In one final matter of business related to drought conditions and water shortage, the council voted unanimously to ban personal fireworks. The temporary ban is in effect until it is lifted by a vote of the council.
Due to rainfall Monticello received from July 7 to 14, it’s looking a little more positive for the official Pioneer Day fireworks. But according to Wright, the city needs one or two more storms to make it an official “go.” He said it will be a last-minute decision.
The council addressed another serious issue – a proposed 47 percent fee increase at the San Juan County Landfill. In a June 22 letter to county governing entities, landfill manager Randy Rarick explained that the fee increase results from an in-depth business review performed by the landfill and is necessary due to “obligations at the Federal, State, and local levels.”
The council will submit a letter to the County Commission regarding landfill prices.
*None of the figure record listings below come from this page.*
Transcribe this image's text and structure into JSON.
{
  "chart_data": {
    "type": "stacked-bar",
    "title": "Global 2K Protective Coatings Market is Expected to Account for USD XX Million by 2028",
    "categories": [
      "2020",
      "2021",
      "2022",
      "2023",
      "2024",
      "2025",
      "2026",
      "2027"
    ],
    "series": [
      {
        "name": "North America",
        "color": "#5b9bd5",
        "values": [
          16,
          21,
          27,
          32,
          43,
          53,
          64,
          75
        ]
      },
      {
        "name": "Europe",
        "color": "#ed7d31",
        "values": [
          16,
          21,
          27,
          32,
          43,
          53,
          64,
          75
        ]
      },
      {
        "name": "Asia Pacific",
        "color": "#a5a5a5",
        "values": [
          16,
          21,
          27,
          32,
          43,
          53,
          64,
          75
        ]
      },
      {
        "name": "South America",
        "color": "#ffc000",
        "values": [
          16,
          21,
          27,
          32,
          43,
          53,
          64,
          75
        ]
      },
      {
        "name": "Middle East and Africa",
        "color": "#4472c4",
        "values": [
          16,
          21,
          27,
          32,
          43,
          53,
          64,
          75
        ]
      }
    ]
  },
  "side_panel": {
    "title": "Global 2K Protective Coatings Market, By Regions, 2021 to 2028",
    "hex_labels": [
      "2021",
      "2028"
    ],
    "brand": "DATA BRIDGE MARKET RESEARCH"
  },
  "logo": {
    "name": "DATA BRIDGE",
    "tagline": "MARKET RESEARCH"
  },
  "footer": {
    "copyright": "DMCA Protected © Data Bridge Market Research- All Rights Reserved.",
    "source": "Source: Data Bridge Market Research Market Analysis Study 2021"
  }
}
The letter states that the proposed fee increase “will trigger rate increases to San Juan County residents… that will be difficult to bear and may cause additional unintended consequences.”
It adds that the fee increase will likely cause the closure of the Monticello landfill and transfer station, which will result in increased illegal dumping and trash burning by residents.
The City of Blanding submitted a similar letter. Wright said La Sal and Bluff also have transfer stations that will be affected by the fee increase.
Wright expressed concern that the landfill is already a significant expense in the Monticello city budget. He said the proposed fee increase is dramatic and a serious concern, but added that it’s important to keep the landfill open. He said it would be to the city’s advantage to find a way to minimize the cost increase.
Wright said he hopes the county can revisit their study and “come up with a price that’s a little more reasonable or cover a little more of the overage themselves.”
A public hearing is scheduled at 11:30 a.m. on August 7 at the Hideout Community Center, giving residents an opportunity to share comments and concerns with the San Juan County Commissioners. The landfill fee increase will go into effect on September 1.
Representing the San Juan Chamber of Commerce, Bill Boyle offered the only public comment of the evening, saying that the Chamber is eager to promote business growth in the community. He expressed that what a community needs in order encourage visitation is a place to stay, a place to eat, and something to do.
Carson Wells presented his Eagle Scout project to the council. He plans to place a steel bench with a plaque memorializing SSG Aaron Butler in Veterans Memorial Park. The bench will be bolted to cement blocks in the ground and will face the existing Veterans Memorial.
Wells will have a booth during Pioneer Day events for donations to the project. He also plans to approach local businesses.
Mayor Young said he thinks it’s a great idea, and encouraged Wells to work with the Parks and Beautification Committee for an appropriate placement of the bench.